Sci-Tech Briefs

? One of the more difficult aspects of treating cancer is identifying the exact location of cancerous cells. UCSD researchers have developed a technique that makes this possible. Cancer cells attack lymph nodes — the body’s filters that contain immune cells to fight infection — which are located throughout the body. Surgeons have to remove the nodes to see if the cancer has spread, but human lymph nodes measure only half a centimeter, making them difficult to remove.

More often than not, non-cancerous lymph nodes are unnecessarily removed because surgeons have no way of determining whether a node is cancerous.

The researchers at UCSD have created fluorescent molecules that allow surgeons to see where the cancer has spread in high detail. They have only tested the molecules on mice, but they expect to use this technology on humans in the foreseeable future.

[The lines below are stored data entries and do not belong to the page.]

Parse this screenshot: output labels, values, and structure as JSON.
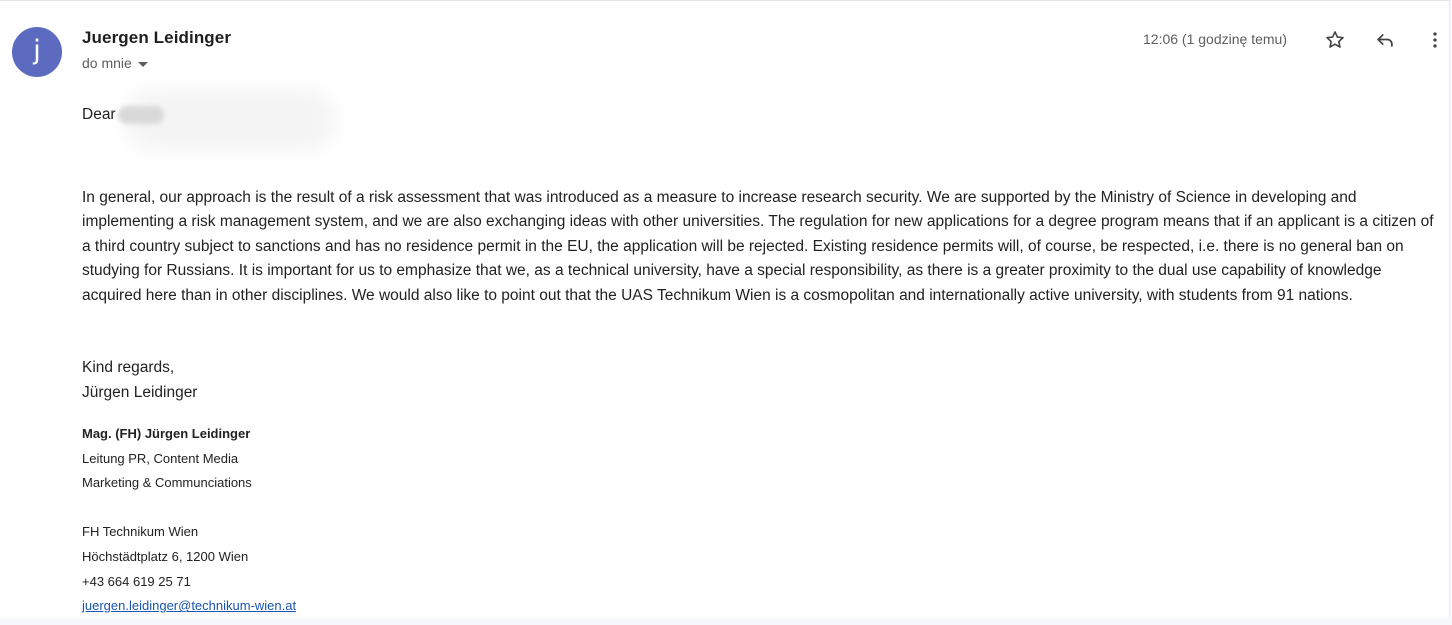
{
  "message": {
    "avatar_letter": "j",
    "sender_name": "Juergen Leidinger",
    "recipient": "do mnie",
    "timestamp": "12:06 (1 godzinę temu)",
    "icons": [
      "star-icon",
      "reply-icon",
      "more-vert-icon",
      "chevron-down-icon"
    ],
    "colors": {
      "avatar_bg": "#5c6bc0",
      "link": "#1a55b0"
    }
  },
  "body": {
    "greeting": "Dear",
    "paragraph": "In general, our approach is the result of a risk assessment that was introduced as a measure to increase research security. We are supported by the Ministry of Science in developing and implementing a risk management system, and we are also exchanging ideas with other universities. The regulation for new applications for a degree program means that if an applicant is a citizen of a third country subject to sanctions and has no residence permit in the EU, the application will be rejected. Existing residence permits will, of course, be respected, i.e. there is no general ban on studying for Russians. It is important for us to emphasize that we, as a technical university, have a special responsibility, as there is a greater proximity to the dual use capability of knowledge acquired here than in other disciplines. We would also like to point out that the UAS Technikum Wien is a cosmopolitan and internationally active university, with students from 91 nations.",
    "closing_line1": "Kind regards,",
    "closing_line2": "Jürgen Leidinger"
  },
  "signature": {
    "name": "Mag. (FH) Jürgen Leidinger",
    "title1": "Leitung PR, Content Media",
    "title2": "Marketing & Communciations",
    "org": "FH Technikum Wien",
    "address": "Höchstädtplatz 6, 1200 Wien",
    "phone": "+43 664 619 25 71",
    "email": "juergen.leidinger@technikum-wien.at"
  }
}
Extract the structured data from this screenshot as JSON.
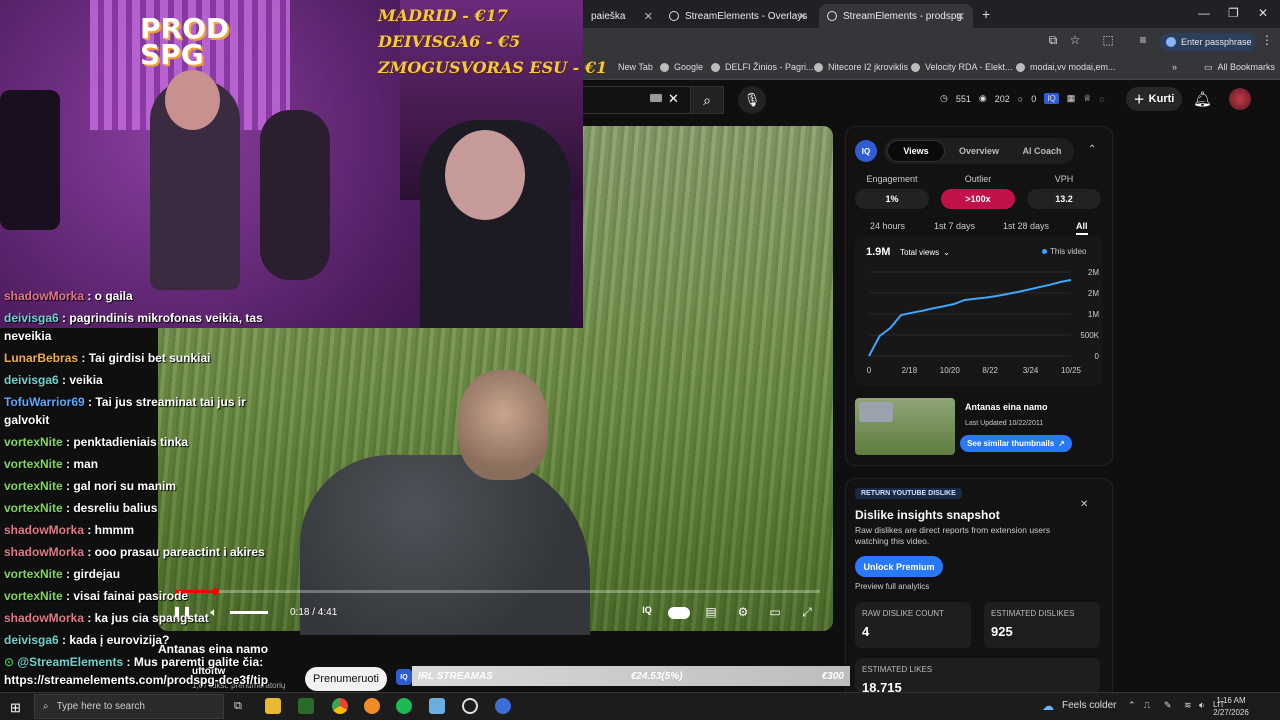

? A national team of researchers led by UCSD School of Medicine investigators have discovered a developmental clock inside the brain. This discovery is an important step in understanding the timeline of child development.

The “developmental clock” shows the rates of maturation within the brain. A surprising discovery was that the maturation differences between a 3-year-old and a 20-year-old are much smaller than previously believed.

This discovery is the first composite profile of different stages in brain development between the ages of three and 20.

? Facebook statuses are easier to remember than memorable sentences from books or a stranger’s face. Doctoral alumna of UCSD’s department of Psychology and Visiting Scholar Laura Mickes headed a study that discovered that digital communications are “mind-ready.”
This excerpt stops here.